Ms Longley says it is much easier to judge a mandate after it has been in place for a few years. And the upcoming creation of a standard for electronic transmission of health insurance claims by the federal government will help develop a database upon which to determine actual cost information.

"If we know how much a treatment costs because we have a database out there that gives us that information and we can find out from the medical literature the incidence rate for that illness or that treatment, then we can do the math," she said. "If 100 people are going to have this treatment in a year and it's going to cost $100,000, then we can determine what we should expect to pay for that benefit."

That type of data exists now for some of the current mandates and has shown that some mandates actually save money in the long run, most notably, those for childhood immunizations and mammography screening.

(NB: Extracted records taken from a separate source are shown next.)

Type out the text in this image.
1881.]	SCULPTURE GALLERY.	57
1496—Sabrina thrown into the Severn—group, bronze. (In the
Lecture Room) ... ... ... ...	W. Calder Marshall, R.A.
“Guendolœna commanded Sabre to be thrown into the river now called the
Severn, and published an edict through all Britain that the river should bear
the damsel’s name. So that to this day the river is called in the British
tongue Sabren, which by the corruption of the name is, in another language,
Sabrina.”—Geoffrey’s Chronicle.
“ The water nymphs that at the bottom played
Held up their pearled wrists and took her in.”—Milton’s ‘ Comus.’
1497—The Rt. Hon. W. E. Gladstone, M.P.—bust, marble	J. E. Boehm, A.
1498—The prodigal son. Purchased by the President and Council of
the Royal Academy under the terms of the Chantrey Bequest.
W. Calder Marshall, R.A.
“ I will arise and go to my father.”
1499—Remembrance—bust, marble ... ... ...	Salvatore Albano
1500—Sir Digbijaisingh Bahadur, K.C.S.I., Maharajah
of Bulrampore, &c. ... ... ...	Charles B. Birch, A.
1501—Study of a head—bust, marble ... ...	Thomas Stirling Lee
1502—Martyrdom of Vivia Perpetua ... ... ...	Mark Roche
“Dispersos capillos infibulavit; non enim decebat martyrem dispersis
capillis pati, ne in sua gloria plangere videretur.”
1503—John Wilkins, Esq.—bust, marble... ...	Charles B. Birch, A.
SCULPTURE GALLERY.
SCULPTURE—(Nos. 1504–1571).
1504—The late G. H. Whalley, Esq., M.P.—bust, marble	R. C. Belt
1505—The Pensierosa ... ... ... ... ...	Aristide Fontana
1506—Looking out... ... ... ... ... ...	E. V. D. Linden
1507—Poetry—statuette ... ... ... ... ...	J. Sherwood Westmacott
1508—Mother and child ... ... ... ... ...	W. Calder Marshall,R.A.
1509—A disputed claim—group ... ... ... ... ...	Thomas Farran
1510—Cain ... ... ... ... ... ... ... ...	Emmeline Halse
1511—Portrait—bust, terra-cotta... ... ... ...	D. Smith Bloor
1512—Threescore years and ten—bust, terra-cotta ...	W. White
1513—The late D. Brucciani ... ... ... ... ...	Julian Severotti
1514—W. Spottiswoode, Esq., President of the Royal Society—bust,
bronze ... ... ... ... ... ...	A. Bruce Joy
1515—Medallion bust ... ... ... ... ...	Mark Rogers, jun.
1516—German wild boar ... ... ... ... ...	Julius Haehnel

"It's much more cost effective to catch cancer in a woman at stage 1 through a mammogram than it is to catch it at stage 3 or stage 4 in a woman who didn't get a mammogram because her insurance wouldn't pay for it," Ms Longley said. "The mandate for childhood immunizations is another one. In every study that's ever been done, it's been proven to be cost effective."

Who's setting the prices?

TABCC's efforts to free employers from what it considers pricey mandates may have opened a can of worms for the health plans, which have been the business association's allies in recent legislative efforts to oppose managed care reforms.

Based on questions from the committee at the November hearings, Ms Barron says the committee might want to examine how insurers price what they charge for mandated benefits. And, based on TDI data, it may have good reason to do so.

While Ms Longley says many insurers seem to set premium increases resulting from mandated benefits to correlate with the actual cost of claims paid for those services, others do not. She cited a recent report from one company that it charged $132 per year per beneficiary to cover mandated podiatry services. The company reported paying $185,000 in claims for that year. Yet, multiplying $132 times the number of covered beneficiaries indicated that the company collected nearly $7 million in additional premium dollars, she says.

"The health plans were supportive of this study," Ms Barron said, "but they may end up getting a little more than they bargained for if the committee goes in the direction of health plan underwriting guidelines and premium pricing."